The smile is for my gratitude toward God, my doctor, my husband who took care of me, my parents and sis-in-law and so many friends who came with me to chemo and helped me out, all the wonderful friends who texted and sent cards and sent Facebook love and Instagram love and cheered me along, my lovely readers who sent emails and notes to check in on me — just SO MANY people. I’ll be writing more posts for all of you throughout May, to thank you all!
I’ll also be sharing more of my experiences — what chemo is really like, my hat parade, a wonderful surprise hat party that my friends threw for me, what it’s like to be bald, and things that surprised me (the good, the bad, and things in between).
Next up is surgery, planned for the end of May. But before then I need to get my red blood cells and white blood cells (always depleted by chemo) back up, which means that throughout May, I get to relax, rest, and recharge.
(And, because I am who I am, write!)
I love you all!
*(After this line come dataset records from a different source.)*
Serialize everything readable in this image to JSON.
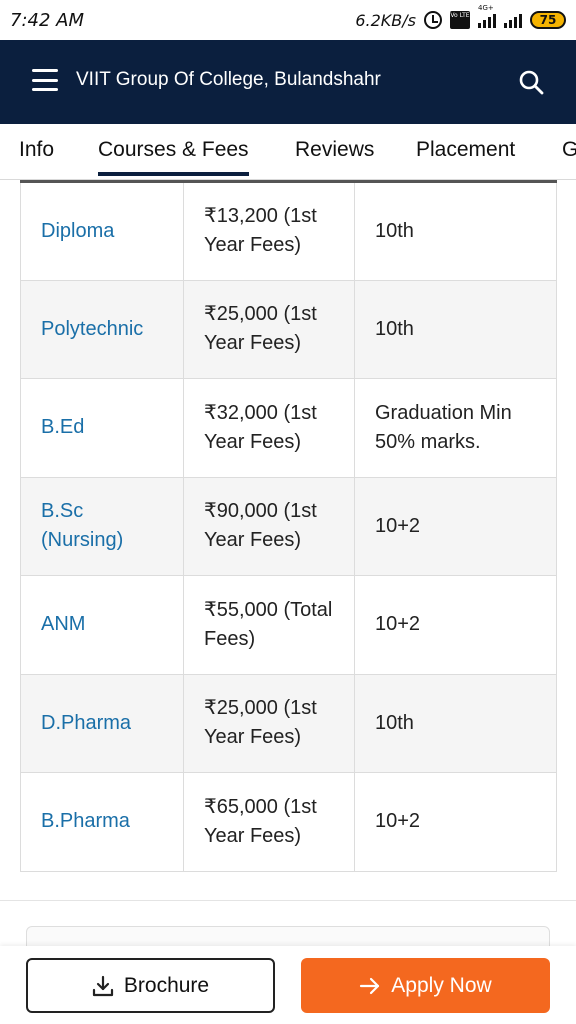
{
  "status_bar": {
    "time": "7:42 AM",
    "speed": "6.2KB/s",
    "network_label": "4G+",
    "volte_label": "Vo LTE",
    "battery": "75"
  },
  "header": {
    "title": "VIIT Group Of College, Bulandshahr"
  },
  "tabs": [
    {
      "label": "Info"
    },
    {
      "label": "Courses & Fees",
      "active": true
    },
    {
      "label": "Reviews"
    },
    {
      "label": "Placement"
    },
    {
      "label": "G"
    }
  ],
  "fees_table": {
    "rows": [
      {
        "course": "Diploma",
        "fee": "₹13,200 (1st Year Fees)",
        "eligibility": "10th"
      },
      {
        "course": "Polytechnic",
        "fee": "₹25,000 (1st Year Fees)",
        "eligibility": "10th"
      },
      {
        "course": "B.Ed",
        "fee": "₹32,000 (1st Year Fees)",
        "eligibility": "Graduation Min 50% marks."
      },
      {
        "course": "B.Sc (Nursing)",
        "fee": "₹90,000 (1st Year Fees)",
        "eligibility": "10+2"
      },
      {
        "course": "ANM",
        "fee": "₹55,000 (Total Fees)",
        "eligibility": "10+2"
      },
      {
        "course": "D.Pharma",
        "fee": "₹25,000 (1st Year Fees)",
        "eligibility": "10th"
      },
      {
        "course": "B.Pharma",
        "fee": "₹65,000 (1st Year Fees)",
        "eligibility": "10+2"
      }
    ]
  },
  "bottom_bar": {
    "brochure_label": "Brochure",
    "apply_label": "Apply Now"
  },
  "colors": {
    "header_bg": "#0b1f3e",
    "course_link": "#1a6fa8",
    "apply_button": "#f4681f"
  },
  "icons": {
    "menu": "hamburger-menu-icon",
    "search": "search-icon",
    "brochure": "download-icon",
    "apply": "arrow-right-icon"
  }
}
I hope you join me here on the blog through May. …
Super hugs to you, Sweet Laurie. You are a shining example and encouragement of why it’s so important to find a cure for this evil monster.
You are always in my thoughts and prayers. And each Thursday photo with that mischievous smile was a warning to the disease that you had taken a hit but you are far from defeated.
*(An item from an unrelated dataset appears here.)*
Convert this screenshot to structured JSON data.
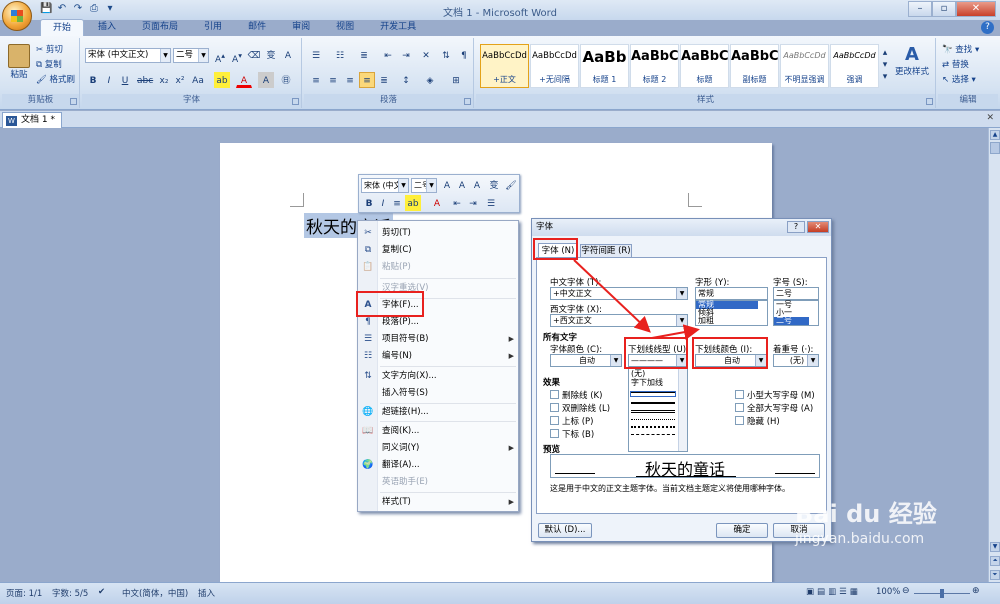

Rest, Relax, and Recharge.Count on you, Mizwrite, to change what the 3 R’s stand for.
You are the best and that’s all we can wish for you–the very best. No one deserves it more.
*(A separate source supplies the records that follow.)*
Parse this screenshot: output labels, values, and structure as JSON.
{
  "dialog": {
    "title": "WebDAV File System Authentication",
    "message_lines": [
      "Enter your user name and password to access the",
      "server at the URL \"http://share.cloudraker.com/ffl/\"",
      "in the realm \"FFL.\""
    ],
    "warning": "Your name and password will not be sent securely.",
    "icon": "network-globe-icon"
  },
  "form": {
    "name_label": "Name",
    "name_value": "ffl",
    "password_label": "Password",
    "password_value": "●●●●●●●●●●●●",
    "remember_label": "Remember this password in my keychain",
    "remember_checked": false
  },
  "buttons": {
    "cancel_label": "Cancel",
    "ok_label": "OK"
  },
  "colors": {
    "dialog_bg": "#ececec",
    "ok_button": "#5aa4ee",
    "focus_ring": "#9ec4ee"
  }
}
You are my hero, Mizwrite. So glad this part of the battle is over and super proud you won!!!!
I am so glad you are done! God has got you through the hardest part! Enjoy May and get strong!
Such fantastic news, Laurie! Feeling a deep joy in reading this post.
YAY!! One milestone is met and behind you. And such a beautiful smile on that face of yours. You are such a strong, tough and still so very vibrant woman. I look at your face and you make me smile, when I am sure so many of your days you didn’t want to yourself. You are such a treasure Laurie, a beautiful spirit that can’t be held down. I am so glad this part of the journey is behind you. REST, RELAX RECOUP and yes when you feel like it WRITE, so you can share your gift. Hang in there and keep the faith, God has so much more in store for you in this life. Big hugs and so many prayers for you.
I am so happy you are finally done with chemo and moving on to the next phase of being healed! Your attitude and smile are a pure inspiration and shows that anything is possible and bearable with the right attitude and people by your side! I wish I lived closer so I could have been there for you also! I’m looking forward to all the new posts on what’s to come! xo
Kudos to you for keeping your positivity all along and now that you are done with your chemo I am sure that very soon all the side effects will subside and you will live a comfortable life. Just remember to drink lots of water to drive those toxins out and have the regular body massage to again throw toxins out of your body.